Com 69 anos, Luís António Gil Barreiros faz parte da direcção eleita para suceder a Jaime Marta Soares na liderança da Liga dos Bombeiros Portugueses (LBP). O Presidente da Associação Humanitária de Bombeiros Voluntários de Gouveia vai liderar a Mesa dos Congressos da LBP e em entrevista ao CBS garante que a nova direcção daquela estrutura vai defender “um comando nacional autónomo” para os bombeiros, bem como “uma protecção social diferente” para quem exerce aquela actividade. Gil Barreiros, médico reformado e que foi dos primeiros a operar a Viatura Médica de Emergência e Reanimação (VMER) da Guarda, assegura que o futuro passa pelo profissionalismo dos bombeiros e defende que “[o Estado] tem de pagar a custos reais os trabalhos de protecção e socorro”. Refere ainda que os problemas dos bombeiros nos dias de hoje passam pelo financiamento das associações, formação e incentivos ao voluntariado.

CBS – O que é que leva um médico a ceder o seu tempo ao cargo de presidente de uma associação humanitária de bombeiros?

Gil Barreiros – Sempre me senti atraído pelos bombeiros, pelo exército, até porque sou neto de um militar, mas nunca tive essa oportunidade. Mas sempre senti um bichinho. Como médico fui um dos primeiros coordenadores da viatura Médica de Emergência e Reanimação (VMER) da Guarda. A emergência médica sempre me atraiu. Nunca aconteceu ser bombeiro, mas estou ligado a esta actividade noutras funções.

Foi eleito presidente da Mesa dos Congressos da Liga dos Bombeiros Portugueses, o primeiro do distrito da Guarda. Quais são os seus objectivos?

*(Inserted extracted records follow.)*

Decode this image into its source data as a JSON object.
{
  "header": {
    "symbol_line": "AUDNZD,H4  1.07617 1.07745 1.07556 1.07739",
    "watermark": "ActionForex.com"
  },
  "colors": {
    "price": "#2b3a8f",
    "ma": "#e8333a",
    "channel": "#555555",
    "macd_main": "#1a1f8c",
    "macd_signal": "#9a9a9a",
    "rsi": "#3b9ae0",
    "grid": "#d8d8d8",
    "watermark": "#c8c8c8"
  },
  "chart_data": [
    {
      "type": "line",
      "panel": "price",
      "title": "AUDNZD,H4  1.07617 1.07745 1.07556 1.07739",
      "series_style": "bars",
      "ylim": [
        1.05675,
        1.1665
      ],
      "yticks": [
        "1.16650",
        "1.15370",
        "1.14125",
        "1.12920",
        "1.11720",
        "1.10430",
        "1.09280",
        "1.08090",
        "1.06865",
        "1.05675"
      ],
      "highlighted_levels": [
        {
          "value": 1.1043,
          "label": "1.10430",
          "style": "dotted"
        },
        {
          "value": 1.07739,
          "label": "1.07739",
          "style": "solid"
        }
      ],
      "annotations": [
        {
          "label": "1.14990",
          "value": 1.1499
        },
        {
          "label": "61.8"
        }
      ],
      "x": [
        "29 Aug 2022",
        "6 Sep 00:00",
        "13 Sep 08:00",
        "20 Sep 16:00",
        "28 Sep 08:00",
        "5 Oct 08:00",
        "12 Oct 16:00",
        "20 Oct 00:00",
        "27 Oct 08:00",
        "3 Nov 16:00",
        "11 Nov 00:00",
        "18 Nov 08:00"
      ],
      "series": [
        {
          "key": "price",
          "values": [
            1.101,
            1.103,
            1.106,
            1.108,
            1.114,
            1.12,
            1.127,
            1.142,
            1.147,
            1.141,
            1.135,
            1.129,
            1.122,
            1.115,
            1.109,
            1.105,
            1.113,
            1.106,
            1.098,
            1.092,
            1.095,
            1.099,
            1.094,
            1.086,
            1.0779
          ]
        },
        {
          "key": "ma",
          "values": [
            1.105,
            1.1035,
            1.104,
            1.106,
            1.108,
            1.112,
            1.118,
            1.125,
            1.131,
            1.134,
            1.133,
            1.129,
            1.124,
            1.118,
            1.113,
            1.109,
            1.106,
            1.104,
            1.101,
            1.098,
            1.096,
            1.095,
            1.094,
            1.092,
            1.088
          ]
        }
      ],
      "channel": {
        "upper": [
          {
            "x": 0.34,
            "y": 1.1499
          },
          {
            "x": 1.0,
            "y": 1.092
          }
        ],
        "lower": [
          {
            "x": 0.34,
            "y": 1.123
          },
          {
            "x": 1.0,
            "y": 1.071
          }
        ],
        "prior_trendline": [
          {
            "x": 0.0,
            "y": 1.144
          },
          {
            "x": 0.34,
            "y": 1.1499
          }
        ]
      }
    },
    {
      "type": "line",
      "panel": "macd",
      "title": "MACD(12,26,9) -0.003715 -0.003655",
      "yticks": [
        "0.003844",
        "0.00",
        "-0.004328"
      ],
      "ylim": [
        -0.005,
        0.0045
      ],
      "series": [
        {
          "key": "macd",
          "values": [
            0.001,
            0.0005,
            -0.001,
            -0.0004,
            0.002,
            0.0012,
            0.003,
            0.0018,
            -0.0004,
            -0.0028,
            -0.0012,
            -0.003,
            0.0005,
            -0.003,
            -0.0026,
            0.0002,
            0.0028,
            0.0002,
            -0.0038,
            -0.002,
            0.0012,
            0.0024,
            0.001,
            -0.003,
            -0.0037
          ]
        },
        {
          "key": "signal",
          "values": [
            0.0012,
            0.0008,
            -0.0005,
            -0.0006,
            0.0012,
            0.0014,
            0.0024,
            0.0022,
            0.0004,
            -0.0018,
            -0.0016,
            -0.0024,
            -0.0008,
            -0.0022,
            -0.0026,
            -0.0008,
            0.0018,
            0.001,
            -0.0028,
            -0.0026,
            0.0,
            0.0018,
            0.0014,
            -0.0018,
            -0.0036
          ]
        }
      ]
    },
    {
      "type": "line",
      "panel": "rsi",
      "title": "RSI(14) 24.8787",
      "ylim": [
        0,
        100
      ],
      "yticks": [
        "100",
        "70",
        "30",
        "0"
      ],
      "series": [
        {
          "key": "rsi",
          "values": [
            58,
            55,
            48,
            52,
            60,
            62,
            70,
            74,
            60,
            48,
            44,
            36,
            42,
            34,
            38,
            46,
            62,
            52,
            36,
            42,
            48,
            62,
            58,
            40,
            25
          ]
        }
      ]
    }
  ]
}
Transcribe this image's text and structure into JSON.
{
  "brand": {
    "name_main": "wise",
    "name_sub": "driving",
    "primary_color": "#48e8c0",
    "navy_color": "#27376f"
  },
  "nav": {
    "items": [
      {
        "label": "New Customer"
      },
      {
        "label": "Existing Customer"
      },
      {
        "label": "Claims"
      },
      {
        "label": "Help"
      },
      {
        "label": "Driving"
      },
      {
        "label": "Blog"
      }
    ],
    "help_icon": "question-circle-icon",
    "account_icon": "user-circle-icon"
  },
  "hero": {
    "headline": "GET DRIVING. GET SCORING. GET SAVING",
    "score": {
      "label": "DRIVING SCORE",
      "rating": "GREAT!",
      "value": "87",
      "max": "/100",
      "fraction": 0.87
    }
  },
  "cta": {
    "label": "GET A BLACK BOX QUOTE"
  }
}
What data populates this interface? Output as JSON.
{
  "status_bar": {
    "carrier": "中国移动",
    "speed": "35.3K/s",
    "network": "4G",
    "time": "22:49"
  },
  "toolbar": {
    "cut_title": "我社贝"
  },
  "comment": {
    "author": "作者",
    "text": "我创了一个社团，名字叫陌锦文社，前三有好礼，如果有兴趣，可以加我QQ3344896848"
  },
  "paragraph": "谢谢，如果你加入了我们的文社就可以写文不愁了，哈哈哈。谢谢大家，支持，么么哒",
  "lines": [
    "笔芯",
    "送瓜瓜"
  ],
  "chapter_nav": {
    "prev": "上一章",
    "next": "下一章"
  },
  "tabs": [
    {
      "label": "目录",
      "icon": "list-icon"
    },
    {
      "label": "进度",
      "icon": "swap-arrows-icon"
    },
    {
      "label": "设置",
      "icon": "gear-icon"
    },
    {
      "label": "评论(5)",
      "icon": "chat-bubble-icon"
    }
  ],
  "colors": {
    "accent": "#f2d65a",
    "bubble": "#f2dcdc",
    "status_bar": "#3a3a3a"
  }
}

Quero ser uma voz agregadora, que transmita os anseios e vontades, de todos os bombeiros, mas também dos bombeiros do Distrito da Guarda que têm um notável passado histórico. A Guarda sempre teve um papel reconhecido e sempre foi ouvido pelas estruturas nacionais. A Federação dos Bombeiros da Guarda foi o primeiro sócio fundador da Liga e este distrito sempre deu homens que se distinguiram ao serviço dos bombeiros, como Madeira Grilo, Álvaro Guerreiro, Pedro Lopes e tantos outros comandantes e dirigentes.

Quais os objectivos desta nova direcção eleita para a Liga dos Bombeiros Portugueses?

Nós candidatámo-nos com um programa muito divulgado e muito sufragado por parte dos bombeiros antes das próprias eleições. Procurámos contornar um regulamento que já não está em consonância com a realidade da vida actual e que é quem vota para a Liga é o comandante e o presidente da direcção da associação. Isso reduz um bocado os direitos dos bombeiros que devem ser ouvidos nestas coisas. O que a nossa lista fez foi começar a trabalhar em Maio e a publicar vários documentos utilizando as redes sociais, permitindo que todos pudesse opinar e apresentar medidas. Isso permitiu que muitos bombeiros enviassem as suas ideias, sendo muitas delas engobadas no programa final da nossa candidatura. Isso criou-nos grandes responsabilidades em relação ao que prometemos e queremos e o que podemos fazer.

“Sabemos o valor e a importância que temos e queremos que nos sejam reconhecidos esses atributos…”

Mas o que defendem para os bombeiros?

Desde logo, a criação do comando autónomo dos bombeiros. É um ponto fundamental. Toda a gente vê, quando há reunião da Autoridade Nacional de Emergência e Protecção Civil [ANEPC], sentados à volta de uma mesa a GNR, a PSP, o exército, a marinha, a força aérea e, às vezes, lá aparece um comandante de bombeiros. Depois, a ANEPC não manda nas outras entidades, mas pensa que manda nos bombeiros. Às outras forças coordena, indica caminhos e pede colaboração e nos bombeiros manda. Nós queremos estar em pé de igualdade com as outras forças. Porque em toda a parte do mundo a protecção civil coordena, não comanda.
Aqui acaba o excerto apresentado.